The percentage of elderly Americans filing for bankruptcy is three times what it was in 1991. Individualism over social consciousness is much to blame. A study by the Social Science Research Network found that the shift from employer and government pensions to individuals has increased risk while exacerbating stress. Meanwhile, much of the stress for working people comes from the 40-year stagnation in wages. “Deaths of despair” from drugs and alcohol and suicide are on the rise. For those who make up the poorest 60% of America, premature deaths are up 20 percent since the turn of the century, and the economic suicide rate has risen dramatically.

Life expectancy for the poorest classes in America is now equivalent to that of Sudan or Pakistan.

Yet business-minded conservatives are trying to make it harder for these most vulnerable of Americans to survive. Medicaid work requirements and drug testing are two of the proposed or implemented hardships reserved just for poor people.

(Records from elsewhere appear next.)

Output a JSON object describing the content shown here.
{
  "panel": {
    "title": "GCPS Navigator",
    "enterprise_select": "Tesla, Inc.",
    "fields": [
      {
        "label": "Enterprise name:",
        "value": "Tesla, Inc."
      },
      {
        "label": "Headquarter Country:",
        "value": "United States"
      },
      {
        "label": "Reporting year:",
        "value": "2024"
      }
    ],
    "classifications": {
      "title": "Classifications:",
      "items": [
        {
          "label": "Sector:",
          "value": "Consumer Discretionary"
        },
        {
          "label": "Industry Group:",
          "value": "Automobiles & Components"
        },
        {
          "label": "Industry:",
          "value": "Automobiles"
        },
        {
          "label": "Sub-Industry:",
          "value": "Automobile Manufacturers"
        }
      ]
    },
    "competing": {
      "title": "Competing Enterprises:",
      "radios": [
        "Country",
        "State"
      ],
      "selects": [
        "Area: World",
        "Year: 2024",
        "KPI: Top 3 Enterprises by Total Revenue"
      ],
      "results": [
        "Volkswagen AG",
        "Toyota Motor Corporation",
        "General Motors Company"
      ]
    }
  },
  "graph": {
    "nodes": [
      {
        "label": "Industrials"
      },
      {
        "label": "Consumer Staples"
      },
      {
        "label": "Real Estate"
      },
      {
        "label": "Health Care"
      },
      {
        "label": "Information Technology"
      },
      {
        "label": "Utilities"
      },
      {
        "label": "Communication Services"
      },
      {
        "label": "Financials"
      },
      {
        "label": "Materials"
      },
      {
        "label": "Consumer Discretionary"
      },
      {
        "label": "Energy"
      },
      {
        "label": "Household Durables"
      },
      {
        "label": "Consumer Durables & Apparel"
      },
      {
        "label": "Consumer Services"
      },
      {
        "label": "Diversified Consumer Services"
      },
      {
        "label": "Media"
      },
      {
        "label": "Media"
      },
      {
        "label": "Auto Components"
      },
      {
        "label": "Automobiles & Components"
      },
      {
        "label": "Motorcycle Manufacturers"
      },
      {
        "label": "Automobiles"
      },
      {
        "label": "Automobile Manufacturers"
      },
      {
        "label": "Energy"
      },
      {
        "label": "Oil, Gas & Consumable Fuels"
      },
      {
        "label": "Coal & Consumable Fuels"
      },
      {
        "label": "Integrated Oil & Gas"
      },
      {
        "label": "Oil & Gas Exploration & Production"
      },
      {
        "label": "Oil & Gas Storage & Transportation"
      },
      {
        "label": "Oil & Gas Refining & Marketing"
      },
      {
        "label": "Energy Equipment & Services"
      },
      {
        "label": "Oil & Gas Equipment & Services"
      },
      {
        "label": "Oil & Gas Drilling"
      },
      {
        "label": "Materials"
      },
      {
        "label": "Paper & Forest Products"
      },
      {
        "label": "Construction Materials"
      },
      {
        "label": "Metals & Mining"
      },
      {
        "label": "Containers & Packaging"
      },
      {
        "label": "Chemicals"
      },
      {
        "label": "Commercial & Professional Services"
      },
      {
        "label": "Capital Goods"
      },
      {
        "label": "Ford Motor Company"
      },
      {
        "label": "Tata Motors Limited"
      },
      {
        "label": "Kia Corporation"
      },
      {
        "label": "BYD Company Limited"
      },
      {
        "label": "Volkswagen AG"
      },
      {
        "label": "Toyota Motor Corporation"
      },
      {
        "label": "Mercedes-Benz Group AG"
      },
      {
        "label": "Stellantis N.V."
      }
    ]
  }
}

The true meaning of Socialism

In the worst moments of the hurricanes that keep hitting American cities, members of government and business and military and especially the public abandon thoughts of personal gain and dedicate themselves to the needs of fellow human beings. People around the nation pitch in, through their labors and donations; neighbors and first responders rescue trapped victims; the Red Cross and other charitable organizations, including many local churches, deliver food and supplies and medicine; GoFundMe initiatives are set up; the business community donates their goods and services; government officials remain focused on the people they were elected to represent; even the military contributes with rescue helicopters. No one seems to care about the skin color or religion or politics of those in need.

It takes a tragedy to reveal the true meaning of socialism. It’s not government control, but rather people controlling their own lives through empathy and cooperation.